The remaining work shows up mostly in supervision, architecture, verification, and deciding what should happen next.

So I do not think the useful question is only “how much can AI automate?” I think the better question is “what kind of operating environment does the model need before automation becomes reliable?”

That is where I think the real field is forming.

This is a valid observation. Without a proper framework and pipeline, the vision capabilities of GPT-5.5 do not always outperform 4o. But with a few more years of experience and the generally improved capabilities, I can usually just put together the requirements quickly and get results that work well enough.

And yes, the original question is definitely aimed at developers using AI to automate away parts of their own work.

Yes, that makes sense.

I think we may be talking about slightly different levels of the problem.

A framework and pipeline definitely help, but what I mean by operating environment is more than prompt structure or choosing the right model.

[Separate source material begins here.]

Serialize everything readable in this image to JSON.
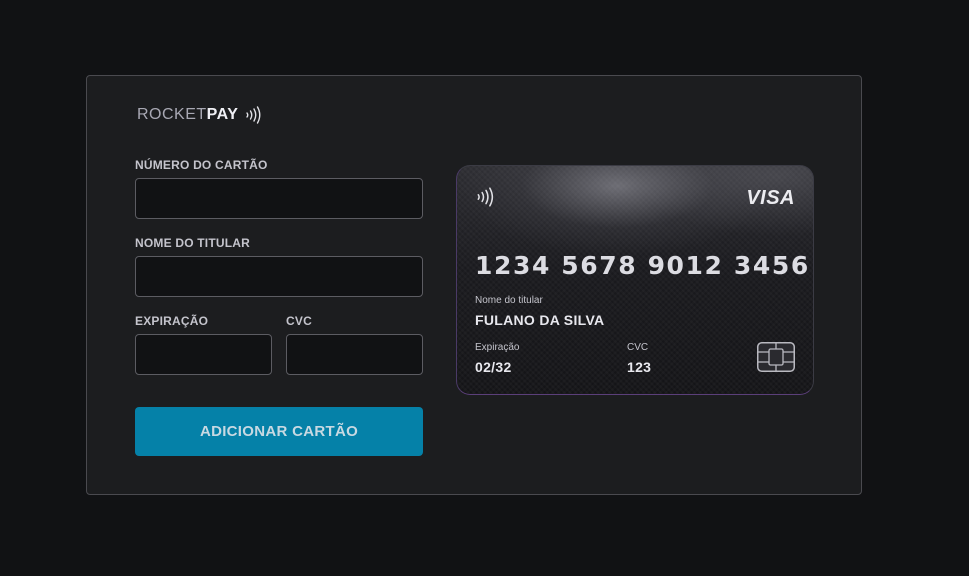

I mean the runtime around the model: persistent state, managed runs, files, artifacts, review points, write back, recovery, and enough visibility that the work can continue reliably instead of depending on one chat context.

Model choice still matters, but the biggest unlock for me has been treating the model as one part of a larger stateful system.

Looking at the interesting replies from both @thinktank and @Pimpcat, I think I may need to rephrase the question.
This is not about a specific process, like “How I automated invoice processing across teams.” It is more about a broader work philosophy:

“My work is done when I am no longer needed.”

How much of that statement is becoming true for developers working in the AI space?

I am interested in this because the claim that coders may no longer be needed in the near future is still hanging over us.

Agree with @Pimpcat

I built an otherwise deterministic workflow system on top of Sidekiq and it directs when to apply a work step, and most of those leverage LLMs.